Dessert. In all versions of Silver Street, like all things are different, there are desserts. There are patisseries and boulangeries and boutique stalls and family owned bakeries and glazers versed in the Seventy Arts of Cooking and wonderful alchemists that wield their science in the ever elusive search of culinary perfection. And I shop at all of their places of business and I take back with me that and only that; desserts. I am the knight of the buttressed cake, a duelist of the rarest Order of the Pastry, a marvelous baron in the byzantine court of desserts! And here, in this shabby apartment, living my not-quite-ordinary life in the prison of my double breezes, I, Doublebreeze, partake and store and catalog said desserts.
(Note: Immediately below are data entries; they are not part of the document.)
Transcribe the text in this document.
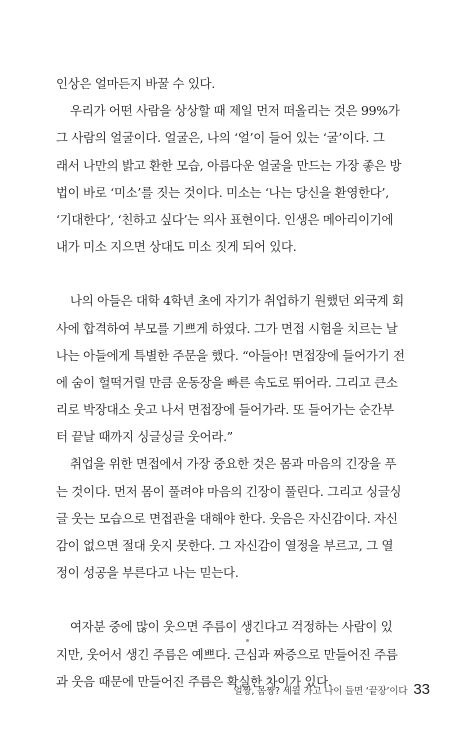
인상은 얼마든지 바꿀 수 있다.
우리가 어떤 사람을 상상할 때 제일 먼저 떠올리는 것은 99%가
그 사람의 얼굴이다. 얼굴은, 나의 ‘얼’이 들어 있는 ‘굴’이다. 그
래서 나만의 밝고 환한 모습, 아름다운 얼굴을 만드는 가장 좋은 방
법이 바로 ‘미소’를 짓는 것이다. 미소는 ‘나는 당신을 환영한다’,
‘기대한다’, ‘친하고 싶다’는 의사 표현이다. 인생은 메아리이기에
내가 미소 지으면 상대도 미소 짓게 되어 있다.
나의 아들은 대학 4학년 초에 자기가 취업하기 원했던 외국계 회
사에 합격하여 부모를 기쁘게 하였다. 그가 면접 시험을 치르는 날
나는 아들에게 특별한 주문을 했다. “아들아! 면접장에 들어가기 전
에 숨이 헐떡거릴 만큼 운동장을 빠른 속도로 뛰어라. 그리고 큰소
리로 박장대소 웃고 나서 면접장에 들어가라. 또 들어가는 순간부
터 끝날 때까지 싱글싱글 웃어라.”
취업을 위한 면접에서 가장 중요한 것은 몸과 마음의 긴장을 푸
는 것이다. 먼저 몸이 풀려야 마음의 긴장이 풀린다. 그리고 싱글싱
글 웃는 모습으로 면접관을 대해야 한다. 웃음은 자신감이다. 자신
감이 없으면 절대 웃지 못한다. 그 자신감이 열정을 부르고, 그 열
정이 성공을 부른다고 나는 믿는다.
여자분 중에 많이 웃으면 주름이 생긴다고 걱정하는 사람이 있
지만, 웃어서 생긴 주름은 예쁘다. 근심과 짜증으로 만들어진 주름
과 웃음 때문에 만들어진 주름은 확실한 차이가 있다.
얼짱, 몸짱? 세월 가고 나이 들면 ‘끝장’이다 33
Come, come my guest, up you go and do set aside that dreadful cup of coffee I make for those not initiated (for I have had this conversation with select citizens of our City before, because eating alone, and especially dessert, is boring) and follow me into the Solarium and gaze upon

Apple dumplings from Eastern Pennsylvania, shipped to Argentate Boulevard at ludicrous expense, sachertorte straight from the hands of Franz Sacher while Metternich calls in at 361 Bright Lane, kunefe from Acre, sweet as dreams, chajá from Uruguay so fresh it still remembers the green plains where its dairy came from purchased at quite a price on our very own Silver Street from a lady underneath a pecan tree, mamounia from Aleppo, cream-y surface steeped in the history of ages pilfered for a smile by me from a lovely gentleman with quite gentle hands on the turn of Pearl Avenue as it spills into the ocean, marzipan from Toledo, still ringing with the sugary love that made it, Saint Honore from the well-lit streets of the City of Light blessed by the touch of the Living Saint who still walks its cobblestones at night, whispering to chefs who come to speak with him from all over the world, and all sorts of cakes, donuts, pastries, chocolate, and delights besides and all of them sampled and returned here by me from the alternate versions of this City. Possessed by my winds, set alight by flickering fire and doused by unplumbed depths, I gallivant from place to place on an endless quest for the perfect Chalice, one which I complete again and again: a quest for dessert.

Now, my guest. Shall we eat? I feel a light breeze blowing from the sea, carrying with it magic and peace and sanity and pleasure. Come, let's eat! The doublebreezes blow.